This stylishly formatted, eighteen poem pamphlet follows two collections from
Peterloo. Its subject matter is small-scale and domestic, but the treatment never
small-minded. There is a purposeful continuum from childhood illusions to the scepticism
of age. Retrospective poems that frame the collection link past and present in unflinching
perspectives. 'After the Parade', stresses what a VE Day celebration did not recreate:
'...memories like laminates of paint/ on seaside guardrails chipped away to show/
what rusts beneath...' Practical, unassuming imagery to strip away surfaces, and
complemented by insistence that peace means coming to terms with who we are:
No Year, no Day
lets us return to neatly rearrange
what's lost in war, obliterates our need
to rewrite scripts enacted way back... Rutherford, born in
1922, is the ageing protagonist subjected yet squaring up to a forty year marriage,
illness, loss of friends, a faster generation. Like Yeats he guards against '...all
that makes a wise old man/ That can be praised of all...' In spirit he emulates his
recreated prankster, Gilfillan
(who's 'blown his stash at eighty-nine' and returns to his wake to watch the jackals
howl.) Or the retired 'Ulysses Smith', who evades
'The dullness, even rust, awaiting men
like him, who're tossed into the offcut bin...'
This 'anti-contemplative' stance reminds me of Hardy's warning that his final book
'Winter Words' attempted ' no harmonious philosophy', and much of it might seem 'flippant...and
To unseat what is lionised risks trendiness but confident in his Hull roots,
Rutherford dedicates his 'View From Hessle Road' to one of Larkin's 'grim head-scarved
wives', querying the 'eloquent' perspectives of 'Here' with:
...perhaps there's something to be learned
in asking why it was he wrote of them
not they of him... A
pointedly rhymed sonnet combines reluctant enquiry with slivers of Larkin to highlight
their blandness; and even before the final strident voice swipes 'at Hull's late
bard' with 'Poetsarra...crowdacraps !' age-old conundrums come to mind: how can
art deal with the mess we call 'life', and how seriously should it take itself ?
Rutherford's craft and eclecticism suggest that for him such questions are not academic.
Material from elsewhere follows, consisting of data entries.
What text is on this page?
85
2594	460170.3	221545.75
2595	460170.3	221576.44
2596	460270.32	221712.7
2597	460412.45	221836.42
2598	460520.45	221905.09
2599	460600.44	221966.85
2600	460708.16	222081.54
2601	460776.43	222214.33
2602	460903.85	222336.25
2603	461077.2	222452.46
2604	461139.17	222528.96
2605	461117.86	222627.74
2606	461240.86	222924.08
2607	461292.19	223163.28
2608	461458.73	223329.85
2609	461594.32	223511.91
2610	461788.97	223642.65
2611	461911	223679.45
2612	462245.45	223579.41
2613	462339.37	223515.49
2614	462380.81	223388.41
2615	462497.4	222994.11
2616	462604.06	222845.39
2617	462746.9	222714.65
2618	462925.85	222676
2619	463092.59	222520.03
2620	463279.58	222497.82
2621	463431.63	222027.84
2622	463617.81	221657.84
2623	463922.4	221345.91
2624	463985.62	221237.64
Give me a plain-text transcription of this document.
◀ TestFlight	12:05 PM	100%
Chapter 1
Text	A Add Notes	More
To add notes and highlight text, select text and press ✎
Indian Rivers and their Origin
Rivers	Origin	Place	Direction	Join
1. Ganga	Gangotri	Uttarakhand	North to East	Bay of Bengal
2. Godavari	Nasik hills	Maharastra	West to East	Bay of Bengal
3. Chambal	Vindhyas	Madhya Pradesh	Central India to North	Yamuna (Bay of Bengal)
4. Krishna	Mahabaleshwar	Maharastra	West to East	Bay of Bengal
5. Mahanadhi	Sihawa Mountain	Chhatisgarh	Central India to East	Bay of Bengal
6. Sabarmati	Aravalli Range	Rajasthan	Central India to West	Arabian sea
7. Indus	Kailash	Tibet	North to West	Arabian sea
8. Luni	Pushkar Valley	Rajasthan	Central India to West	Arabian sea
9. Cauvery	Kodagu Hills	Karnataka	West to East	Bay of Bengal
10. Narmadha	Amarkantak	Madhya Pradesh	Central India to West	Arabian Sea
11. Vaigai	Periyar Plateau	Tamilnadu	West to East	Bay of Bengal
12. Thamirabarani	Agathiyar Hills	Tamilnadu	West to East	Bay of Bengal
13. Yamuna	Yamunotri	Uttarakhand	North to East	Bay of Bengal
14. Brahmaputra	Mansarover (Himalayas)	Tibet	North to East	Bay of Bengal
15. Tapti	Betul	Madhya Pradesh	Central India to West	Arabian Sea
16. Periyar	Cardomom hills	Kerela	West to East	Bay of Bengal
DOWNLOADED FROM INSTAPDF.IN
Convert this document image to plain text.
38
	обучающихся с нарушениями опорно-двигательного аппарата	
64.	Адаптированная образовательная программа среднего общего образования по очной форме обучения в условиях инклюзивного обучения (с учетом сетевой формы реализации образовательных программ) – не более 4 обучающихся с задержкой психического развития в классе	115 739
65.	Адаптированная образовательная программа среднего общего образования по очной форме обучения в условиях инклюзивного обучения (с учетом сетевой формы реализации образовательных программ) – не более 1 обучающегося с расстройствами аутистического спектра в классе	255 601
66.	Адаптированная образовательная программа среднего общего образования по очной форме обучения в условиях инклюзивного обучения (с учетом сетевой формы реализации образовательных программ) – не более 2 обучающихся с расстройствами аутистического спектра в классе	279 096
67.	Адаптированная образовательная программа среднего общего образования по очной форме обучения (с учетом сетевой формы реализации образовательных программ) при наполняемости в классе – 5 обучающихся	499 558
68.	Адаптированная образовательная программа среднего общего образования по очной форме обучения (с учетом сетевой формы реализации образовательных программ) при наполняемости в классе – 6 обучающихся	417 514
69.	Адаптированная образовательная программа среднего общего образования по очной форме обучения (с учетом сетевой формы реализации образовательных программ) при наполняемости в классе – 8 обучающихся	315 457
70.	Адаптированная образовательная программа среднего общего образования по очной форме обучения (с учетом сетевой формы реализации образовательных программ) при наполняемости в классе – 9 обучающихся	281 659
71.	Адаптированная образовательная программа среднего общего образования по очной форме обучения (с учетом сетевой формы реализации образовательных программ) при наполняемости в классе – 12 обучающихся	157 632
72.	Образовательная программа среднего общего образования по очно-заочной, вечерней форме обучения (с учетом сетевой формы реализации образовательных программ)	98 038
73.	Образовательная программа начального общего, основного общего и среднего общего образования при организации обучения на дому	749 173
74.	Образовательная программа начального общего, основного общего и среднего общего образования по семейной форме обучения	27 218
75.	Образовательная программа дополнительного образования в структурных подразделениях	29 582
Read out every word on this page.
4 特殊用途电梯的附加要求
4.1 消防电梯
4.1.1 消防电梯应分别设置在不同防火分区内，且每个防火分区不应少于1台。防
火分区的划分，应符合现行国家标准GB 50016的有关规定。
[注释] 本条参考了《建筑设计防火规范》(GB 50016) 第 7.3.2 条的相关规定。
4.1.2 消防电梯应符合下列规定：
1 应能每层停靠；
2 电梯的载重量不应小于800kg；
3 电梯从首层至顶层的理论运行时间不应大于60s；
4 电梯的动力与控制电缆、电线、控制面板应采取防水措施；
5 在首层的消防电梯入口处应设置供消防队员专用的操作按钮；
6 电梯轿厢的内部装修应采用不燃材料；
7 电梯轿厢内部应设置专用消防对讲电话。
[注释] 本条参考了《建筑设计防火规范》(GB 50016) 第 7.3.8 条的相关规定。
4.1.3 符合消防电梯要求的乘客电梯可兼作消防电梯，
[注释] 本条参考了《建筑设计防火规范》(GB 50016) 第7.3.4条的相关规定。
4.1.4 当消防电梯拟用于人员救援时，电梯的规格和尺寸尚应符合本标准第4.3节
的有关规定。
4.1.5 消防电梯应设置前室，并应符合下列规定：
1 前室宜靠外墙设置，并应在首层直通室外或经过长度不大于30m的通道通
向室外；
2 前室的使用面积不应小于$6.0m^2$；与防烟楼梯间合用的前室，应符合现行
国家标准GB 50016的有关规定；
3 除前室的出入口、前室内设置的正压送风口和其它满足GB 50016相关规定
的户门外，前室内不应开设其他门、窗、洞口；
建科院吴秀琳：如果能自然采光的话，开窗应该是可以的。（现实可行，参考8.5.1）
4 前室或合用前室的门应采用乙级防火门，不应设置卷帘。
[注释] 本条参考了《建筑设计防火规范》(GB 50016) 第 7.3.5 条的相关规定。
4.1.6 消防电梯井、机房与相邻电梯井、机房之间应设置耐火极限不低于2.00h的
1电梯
Attitudes that skim the intractable textures of our lives provoke him into controlled
vituperation. In 'An Ideal Couple' outsiders make banal assumptions about the tranquillity
of his marriage, and he insists on the stimulus of contradictory behaviour and the
'educated truce'. 'Rothbury Revisited' avoids nostalgia for their past by making
emblems of gradients and cul-de-sacs, though it ends in qualified tenderness:
It's times like this when love has upped and thrown
more gold into the melting pot, like here,
first time for months, we rumple just one bed.'That's Channel 4 News'
maps his own vulnerability. Jocular and deadpan by turns it re-enacts coping in private
and public with a testicular cyst. This is a poetic persona who shares rather than
mulcts foibles and inconsistencies:
......The woman opposite
is hyper-fidgety and sucks her gums-
I'm glad there are no mirrors here to show
myself to me....But the 'ego' never declines into eccentricity. It's
an adaptable, even elusive 'voice'. In 'Her Green' anxiety over meeting his wife
after shopping mounts as he dramatises attempts to play it down. Changes of pace
and focus increase the tension and our unease:
....That a siren? Coming near-
or not? Hearing's half shot. I never know
which one's an ambulance and which police.
Her green...I'm sure. The one she bought last year.
After her fall. God, how the time goes slow.
Contrivance is sometimes less well concealed. Hyphenated phrases or assonating
details may cluster too densely. The ode-like valediction, 'Afterglow'(for John Alderton
), and two whimsically allusive poems in tight forms(one on Brewer's Dictionary with
a page of notes ) feel like displays of technique. But the sonnets give a flexible,
sometimes rhymed, rationale to the vitality and eloquence of objects and actions.
Denouements suspend the narrative tellingly, as in the sestet of 'Over the Rainbow',
where his family is too busy or sentimental to consider wills and legacies:
They show me Florida and Disneyworld,
my grandchildren in Kodacolour smiles,
and whisk me to a pub, a bar-stool lunch,
four gins- or was it five- to buck me up
and then...Oh, how time flies !...they drop me off
back home, half-drunk, unlistened to- and leave.
This is Rutherford's best idiom: conversational but underpinned by a mainly iambic,
five beat line; the encounter understated enough to disturb us into asking why.